For industry one of the most anticipated aspects of the Final Rule was to have a Model Form of the validation notice pursuant to 15 U.S.C. §1692(g). For years industry has been telling both the CPFB and state regulators, “Tell us what you want us to say.” While CFPB has made good on its promise to provide a Model Form, the safe harbor that goes along with the use of the form may not be all that industry had hoped for.
The 1006.34(d)(2) Safe Harbor provides the following:
- (i) In general. Model Form B–1 in appendix B to this part contains the validation information required by paragraph (c) of this section and certain optional disclosures permitted by paragraph (d)(3) of this section. A debt collector who uses Model Form B–1 complies with the information and form requirements of paragraphs (c) and (d)(1) of this section, including if the debt collector:
- (A) Omits any or all of the optional disclosures shown on Model Form B–1; or
- (B) Adds any or all of the optional disclosures described in paragraph (d)(3) of this section that are not shown on Model Form B–1, provided that any such optional disclosures are no more prominent than any of the validation information required by paragraph (c) of this section.
- (ii) Certain disclosures on a separate page. A debt collector who uses Model Form B–1 as described in paragraph (d)(2)(i) of this section and who, pursuant to paragraphs (c)(2)(viii) or (5) of this section, includes certain disclosures on a separate page in the same communication with the validation notice and, on the notice, the required statement referring to those disclosures, receives a safe harbor for compliance with the information and form requirements of paragraphs (c) and (d)(1) of this section except with respect to the disclosures on the separate page.
- (iii) Substantially similar form. A debt collector who uses Model Form B–1 as described in paragraphs (d)(2)(i) or (ii) of this section may make changes to the form and retain a safe harbor for compliance with the information and form requirements of paragraphs (c) and (d)(1) of this section provided that the form remains substantially similar to Model Form B–1.

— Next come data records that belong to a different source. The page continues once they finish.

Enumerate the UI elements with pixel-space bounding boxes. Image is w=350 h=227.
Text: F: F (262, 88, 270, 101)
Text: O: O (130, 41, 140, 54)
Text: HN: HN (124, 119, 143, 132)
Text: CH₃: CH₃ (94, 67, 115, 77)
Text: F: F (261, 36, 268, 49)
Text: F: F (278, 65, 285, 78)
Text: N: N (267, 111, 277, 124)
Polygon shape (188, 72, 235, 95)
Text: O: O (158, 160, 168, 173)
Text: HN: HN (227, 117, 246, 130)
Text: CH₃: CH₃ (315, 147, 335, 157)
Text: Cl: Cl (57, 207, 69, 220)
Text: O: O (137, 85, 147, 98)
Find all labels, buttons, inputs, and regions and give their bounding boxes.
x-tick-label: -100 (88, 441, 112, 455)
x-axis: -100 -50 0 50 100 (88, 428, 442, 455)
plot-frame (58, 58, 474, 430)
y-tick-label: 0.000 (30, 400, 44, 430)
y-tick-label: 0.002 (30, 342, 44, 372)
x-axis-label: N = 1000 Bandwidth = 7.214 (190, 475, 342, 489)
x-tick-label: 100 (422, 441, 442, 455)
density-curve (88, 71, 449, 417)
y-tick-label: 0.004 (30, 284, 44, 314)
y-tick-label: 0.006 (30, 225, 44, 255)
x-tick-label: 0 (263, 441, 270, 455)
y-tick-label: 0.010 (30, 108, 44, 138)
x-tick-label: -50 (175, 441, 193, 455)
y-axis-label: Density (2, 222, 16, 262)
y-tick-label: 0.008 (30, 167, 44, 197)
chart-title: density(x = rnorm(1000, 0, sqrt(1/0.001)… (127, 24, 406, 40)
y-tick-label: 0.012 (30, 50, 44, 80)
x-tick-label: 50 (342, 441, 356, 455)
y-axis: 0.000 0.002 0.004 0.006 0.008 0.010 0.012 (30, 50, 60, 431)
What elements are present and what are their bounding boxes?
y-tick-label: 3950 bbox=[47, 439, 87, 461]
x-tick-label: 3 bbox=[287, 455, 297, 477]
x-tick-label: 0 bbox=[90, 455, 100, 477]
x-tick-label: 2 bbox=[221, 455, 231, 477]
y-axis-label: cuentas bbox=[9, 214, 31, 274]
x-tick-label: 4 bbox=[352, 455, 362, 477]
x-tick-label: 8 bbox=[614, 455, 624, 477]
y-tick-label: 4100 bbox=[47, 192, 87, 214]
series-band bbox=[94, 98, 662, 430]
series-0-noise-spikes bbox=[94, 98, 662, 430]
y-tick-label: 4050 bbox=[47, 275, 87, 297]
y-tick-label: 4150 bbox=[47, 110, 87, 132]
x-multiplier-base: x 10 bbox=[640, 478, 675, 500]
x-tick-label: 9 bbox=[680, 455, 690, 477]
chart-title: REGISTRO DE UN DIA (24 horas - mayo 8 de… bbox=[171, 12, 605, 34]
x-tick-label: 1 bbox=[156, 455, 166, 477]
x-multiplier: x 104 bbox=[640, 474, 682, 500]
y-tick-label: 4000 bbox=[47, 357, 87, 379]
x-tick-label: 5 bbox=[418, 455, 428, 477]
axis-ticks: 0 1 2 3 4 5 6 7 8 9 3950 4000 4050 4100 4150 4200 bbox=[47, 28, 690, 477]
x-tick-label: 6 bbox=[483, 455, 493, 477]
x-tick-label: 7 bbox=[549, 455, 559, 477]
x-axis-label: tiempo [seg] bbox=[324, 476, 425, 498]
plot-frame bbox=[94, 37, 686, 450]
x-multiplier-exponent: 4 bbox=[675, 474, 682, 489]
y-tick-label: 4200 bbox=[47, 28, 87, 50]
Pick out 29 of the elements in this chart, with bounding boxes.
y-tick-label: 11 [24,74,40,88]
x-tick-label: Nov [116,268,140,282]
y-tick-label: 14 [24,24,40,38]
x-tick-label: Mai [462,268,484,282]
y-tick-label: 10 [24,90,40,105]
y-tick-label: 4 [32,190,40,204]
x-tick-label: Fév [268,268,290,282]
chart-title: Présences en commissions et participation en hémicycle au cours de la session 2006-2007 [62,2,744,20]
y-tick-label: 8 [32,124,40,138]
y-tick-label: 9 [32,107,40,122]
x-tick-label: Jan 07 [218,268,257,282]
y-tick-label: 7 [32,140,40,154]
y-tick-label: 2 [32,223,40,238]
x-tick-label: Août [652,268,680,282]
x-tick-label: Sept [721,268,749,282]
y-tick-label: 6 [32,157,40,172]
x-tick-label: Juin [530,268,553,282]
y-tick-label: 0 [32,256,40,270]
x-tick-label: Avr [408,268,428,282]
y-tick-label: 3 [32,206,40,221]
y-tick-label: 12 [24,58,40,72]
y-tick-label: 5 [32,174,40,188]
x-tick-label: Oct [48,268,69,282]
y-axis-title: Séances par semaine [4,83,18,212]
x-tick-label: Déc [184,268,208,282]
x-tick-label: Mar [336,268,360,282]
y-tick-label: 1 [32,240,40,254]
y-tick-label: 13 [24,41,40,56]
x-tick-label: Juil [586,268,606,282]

Thus use of the Model Form, either exactly as written, incorporating a second page or in some other substantially similar form will only provide the debt collector with a safe harbor as to the required validation information as outlined in prior sections of §1006.34. The CFPB was very clear in its pre-ample that it declined to extend the “1006.34(d)(2) safe harbor to cover compliance with FDCPA’s section 807’s [15 U.S.C. §1692e] prohibition on false and misleading statements”. The CFPB states that use of the Model Form may protect a debt collector from claims of over shadowing, but that too will depend on what is stated in the validation notice.

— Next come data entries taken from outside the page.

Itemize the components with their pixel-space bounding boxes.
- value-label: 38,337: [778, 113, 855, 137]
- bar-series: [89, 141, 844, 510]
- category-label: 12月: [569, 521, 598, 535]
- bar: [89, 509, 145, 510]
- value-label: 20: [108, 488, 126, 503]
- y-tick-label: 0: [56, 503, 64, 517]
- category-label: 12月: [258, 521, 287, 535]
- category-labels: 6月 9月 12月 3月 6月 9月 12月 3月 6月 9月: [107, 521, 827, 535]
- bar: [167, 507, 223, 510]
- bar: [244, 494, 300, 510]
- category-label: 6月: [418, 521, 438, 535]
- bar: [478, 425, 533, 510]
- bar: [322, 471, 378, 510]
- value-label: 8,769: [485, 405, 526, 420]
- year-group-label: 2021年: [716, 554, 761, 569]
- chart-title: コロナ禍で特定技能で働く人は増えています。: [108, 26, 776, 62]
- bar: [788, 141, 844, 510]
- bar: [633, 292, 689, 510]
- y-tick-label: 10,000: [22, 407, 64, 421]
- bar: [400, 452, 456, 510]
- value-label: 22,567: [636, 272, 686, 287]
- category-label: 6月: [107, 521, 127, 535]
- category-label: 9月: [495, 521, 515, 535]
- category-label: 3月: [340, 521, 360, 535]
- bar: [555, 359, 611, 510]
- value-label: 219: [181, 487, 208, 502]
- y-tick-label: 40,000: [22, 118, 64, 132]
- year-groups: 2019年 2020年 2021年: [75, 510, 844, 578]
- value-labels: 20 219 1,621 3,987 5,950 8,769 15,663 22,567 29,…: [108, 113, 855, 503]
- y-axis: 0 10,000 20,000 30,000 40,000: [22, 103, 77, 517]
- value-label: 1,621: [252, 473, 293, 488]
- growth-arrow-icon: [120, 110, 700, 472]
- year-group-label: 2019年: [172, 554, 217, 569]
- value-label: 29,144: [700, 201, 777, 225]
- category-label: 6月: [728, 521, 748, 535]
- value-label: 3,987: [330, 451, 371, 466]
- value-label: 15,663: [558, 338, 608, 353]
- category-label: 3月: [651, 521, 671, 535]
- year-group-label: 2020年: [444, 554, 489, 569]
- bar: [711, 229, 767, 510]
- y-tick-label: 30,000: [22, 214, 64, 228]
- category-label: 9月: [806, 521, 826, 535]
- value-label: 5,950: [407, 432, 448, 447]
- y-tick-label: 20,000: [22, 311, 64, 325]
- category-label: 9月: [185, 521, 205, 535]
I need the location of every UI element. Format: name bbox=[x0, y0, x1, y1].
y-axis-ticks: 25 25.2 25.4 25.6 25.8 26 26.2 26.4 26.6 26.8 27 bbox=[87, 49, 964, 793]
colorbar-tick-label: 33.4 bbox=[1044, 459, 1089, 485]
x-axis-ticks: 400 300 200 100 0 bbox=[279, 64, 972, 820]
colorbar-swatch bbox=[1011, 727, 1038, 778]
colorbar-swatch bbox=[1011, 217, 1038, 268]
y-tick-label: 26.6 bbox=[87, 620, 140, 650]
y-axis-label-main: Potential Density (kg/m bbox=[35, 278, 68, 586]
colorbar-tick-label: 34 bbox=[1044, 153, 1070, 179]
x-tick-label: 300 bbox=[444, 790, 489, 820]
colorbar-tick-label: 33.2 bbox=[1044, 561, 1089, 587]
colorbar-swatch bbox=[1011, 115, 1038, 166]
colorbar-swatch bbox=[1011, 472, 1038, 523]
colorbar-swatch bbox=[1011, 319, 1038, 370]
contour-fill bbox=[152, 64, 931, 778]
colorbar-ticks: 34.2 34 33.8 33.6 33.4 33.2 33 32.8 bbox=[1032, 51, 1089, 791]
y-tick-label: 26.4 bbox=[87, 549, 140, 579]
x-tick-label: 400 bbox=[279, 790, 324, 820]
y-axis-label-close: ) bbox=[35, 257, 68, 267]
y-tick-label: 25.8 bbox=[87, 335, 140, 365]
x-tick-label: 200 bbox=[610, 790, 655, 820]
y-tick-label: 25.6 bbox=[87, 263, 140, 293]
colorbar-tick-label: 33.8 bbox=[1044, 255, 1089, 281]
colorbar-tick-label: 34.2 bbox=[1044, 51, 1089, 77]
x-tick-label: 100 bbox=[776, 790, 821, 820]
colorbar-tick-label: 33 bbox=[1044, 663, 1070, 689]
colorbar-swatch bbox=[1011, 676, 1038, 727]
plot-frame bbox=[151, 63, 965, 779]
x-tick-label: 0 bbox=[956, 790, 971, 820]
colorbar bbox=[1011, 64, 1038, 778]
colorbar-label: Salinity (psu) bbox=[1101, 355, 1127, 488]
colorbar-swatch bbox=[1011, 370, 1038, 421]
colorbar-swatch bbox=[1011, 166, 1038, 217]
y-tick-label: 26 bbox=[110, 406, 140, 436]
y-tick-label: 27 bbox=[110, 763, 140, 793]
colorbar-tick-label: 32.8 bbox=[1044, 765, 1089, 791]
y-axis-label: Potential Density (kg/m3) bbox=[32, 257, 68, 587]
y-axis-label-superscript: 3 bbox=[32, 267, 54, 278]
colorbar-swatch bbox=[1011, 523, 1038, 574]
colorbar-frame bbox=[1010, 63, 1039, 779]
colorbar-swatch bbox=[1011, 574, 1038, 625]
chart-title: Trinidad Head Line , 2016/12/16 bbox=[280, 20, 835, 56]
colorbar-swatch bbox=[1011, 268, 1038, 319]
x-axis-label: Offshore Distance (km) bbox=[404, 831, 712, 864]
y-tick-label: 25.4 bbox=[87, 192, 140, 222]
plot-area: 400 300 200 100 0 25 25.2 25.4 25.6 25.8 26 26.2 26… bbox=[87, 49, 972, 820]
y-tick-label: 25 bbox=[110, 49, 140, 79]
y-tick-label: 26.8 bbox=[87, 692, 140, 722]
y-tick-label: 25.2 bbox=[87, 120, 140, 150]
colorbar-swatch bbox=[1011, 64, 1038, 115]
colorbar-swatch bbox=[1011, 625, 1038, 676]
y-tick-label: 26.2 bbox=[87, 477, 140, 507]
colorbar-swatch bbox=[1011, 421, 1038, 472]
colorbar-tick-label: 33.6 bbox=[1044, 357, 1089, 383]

The validation notice has limited utility and was never meant to be anything more than a disclosure given to a consumer to inform them about the debt. Very few debt collectors saw high liquidation or response rates from the sending of a validation notice to a consumer. Unfortunately the CFPB has left the door open for consumer attorneys to challenge the “misconception” consumers may experience even from the use of the Model Form. This may mean that claims like Avila, reverse Avila and lack of meaningful involvement may continue even with the use of the Model Form. Therefore, it is incumbent upon industry to use the Model Form as vehicle to leverage the opportunities of electronic communication found in both parts of the Final Rule.

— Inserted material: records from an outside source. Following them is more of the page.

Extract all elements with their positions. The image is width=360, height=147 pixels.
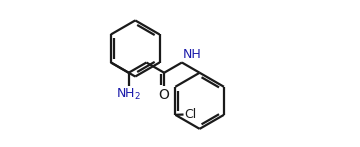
Text: NH: NH [183,48,201,61]
Text: NH$_2$: NH$_2$ [116,87,141,102]
Text: O: O [159,88,170,102]
Text: Cl: Cl [185,108,197,121]
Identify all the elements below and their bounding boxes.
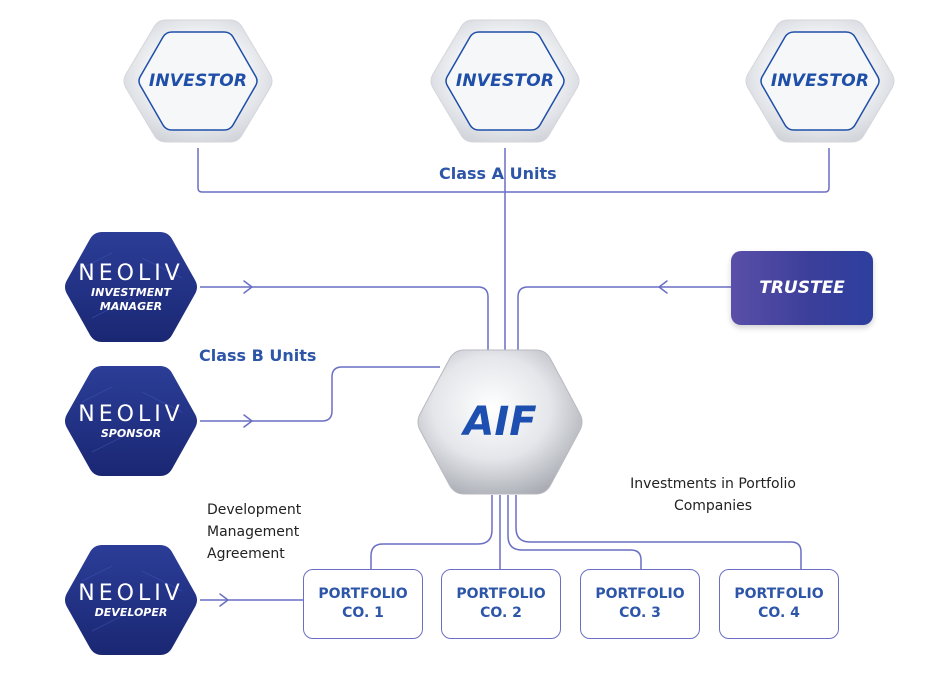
portfolio-line1: PORTFOLIO	[734, 586, 824, 602]
investor-hex-2: INVESTOR	[427, 12, 583, 150]
neoliv-brand-text: NEOLIV	[78, 260, 184, 286]
manager-to-aif-line	[200, 286, 489, 352]
arrow-trustee	[657, 280, 668, 294]
neoliv-brand-text: NEOLIV	[78, 401, 184, 427]
role-line: INVESTMENT	[91, 285, 171, 299]
aif-to-portfolio-1	[370, 495, 493, 569]
portfolio-box-2: PORTFOLIO CO. 2	[441, 569, 561, 639]
investor-label: INVESTOR	[455, 71, 555, 91]
investor-label: INVESTOR	[148, 71, 248, 91]
investments-note: Investments in Portfolio Companies	[618, 473, 808, 517]
aif-to-portfolio-4	[515, 495, 802, 569]
trustee-box: TRUSTEE	[731, 251, 873, 325]
development-note: Development Management Agreement	[207, 499, 301, 565]
class-a-bus-line	[197, 148, 830, 193]
aif-hex: AIF	[414, 344, 586, 500]
investor-hex-1: INVESTOR	[120, 12, 276, 150]
class-a-units-label: Class A Units	[439, 164, 557, 183]
investor-label: INVESTOR	[770, 71, 870, 91]
portfolio-box-1: PORTFOLIO CO. 1	[303, 569, 423, 639]
portfolio-line1: PORTFOLIO	[318, 586, 408, 602]
aif-label: AIF	[463, 399, 537, 445]
role-line: SPONSOR	[100, 426, 162, 440]
trustee-label: TRUSTEE	[759, 278, 845, 298]
role-line: DEVELOPER	[94, 605, 168, 619]
trustee-to-aif-line	[517, 286, 731, 352]
sponsor-hex: NEOLIV SPONSOR	[62, 362, 200, 480]
neoliv-brand-text: NEOLIV	[78, 580, 184, 606]
portfolio-box-3: PORTFOLIO CO. 3	[580, 569, 700, 639]
note-line: Management	[207, 524, 300, 540]
portfolio-box-4: PORTFOLIO CO. 4	[719, 569, 839, 639]
arrow-manager	[243, 280, 254, 294]
portfolio-line2: CO. 2	[480, 605, 522, 621]
arrow-developer	[219, 593, 230, 607]
sponsor-to-aif-line	[200, 366, 440, 422]
note-line: Investments in Portfolio	[630, 476, 796, 492]
note-line: Development	[207, 502, 302, 518]
investment-manager-hex: NEOLIV INVESTMENT MANAGER	[62, 228, 200, 346]
arrow-sponsor	[243, 414, 254, 428]
role-line: MANAGER	[99, 299, 163, 313]
portfolio-line2: CO. 3	[619, 605, 661, 621]
note-line: Companies	[673, 498, 753, 514]
portfolio-line1: PORTFOLIO	[595, 586, 685, 602]
developer-hex: NEOLIV DEVELOPER	[62, 541, 200, 659]
portfolio-line2: CO. 1	[342, 605, 384, 621]
portfolio-line2: CO. 4	[758, 605, 800, 621]
class-b-units-label: Class B Units	[199, 346, 317, 365]
aif-to-portfolio-3	[507, 495, 642, 569]
note-line: Agreement	[207, 546, 285, 562]
investor-hex-3: INVESTOR	[742, 12, 898, 150]
portfolio-line1: PORTFOLIO	[456, 586, 546, 602]
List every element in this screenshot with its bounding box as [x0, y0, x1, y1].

For example, §1006.34(b)(4) and §1006.42 permits the sending of a validation notice electronically, as long as the consumer is expected to reasonably get actual notice. If the validation notice is sent as an initial communication and in the body of an email, it does not have to comply with e-SIGN. The optional disclosures provided in §1006.34(d)(3)(v) permit a debt collector to provide information about their website, email address and if the validation information is not provided electronically, a statement to consumers that they can dispute the debt or request original-creditor information electronically. Remember also that the CFPB has provided an opportunity to work with your creditor clients with respect to “hand-off” letter that can also be provided electronically to an email address the consumer has already used. These important communication touchpoints will be important as debt collectors consider the use of the validation notice as an invitation to engage in a method by which consumer are now accustomed. If your strategy will be more digitally focused, it is imperative that you update your website now. Remember that a consumer’s inbound outreach to a debt collector and their conscious decision to engage is the better safe harbor.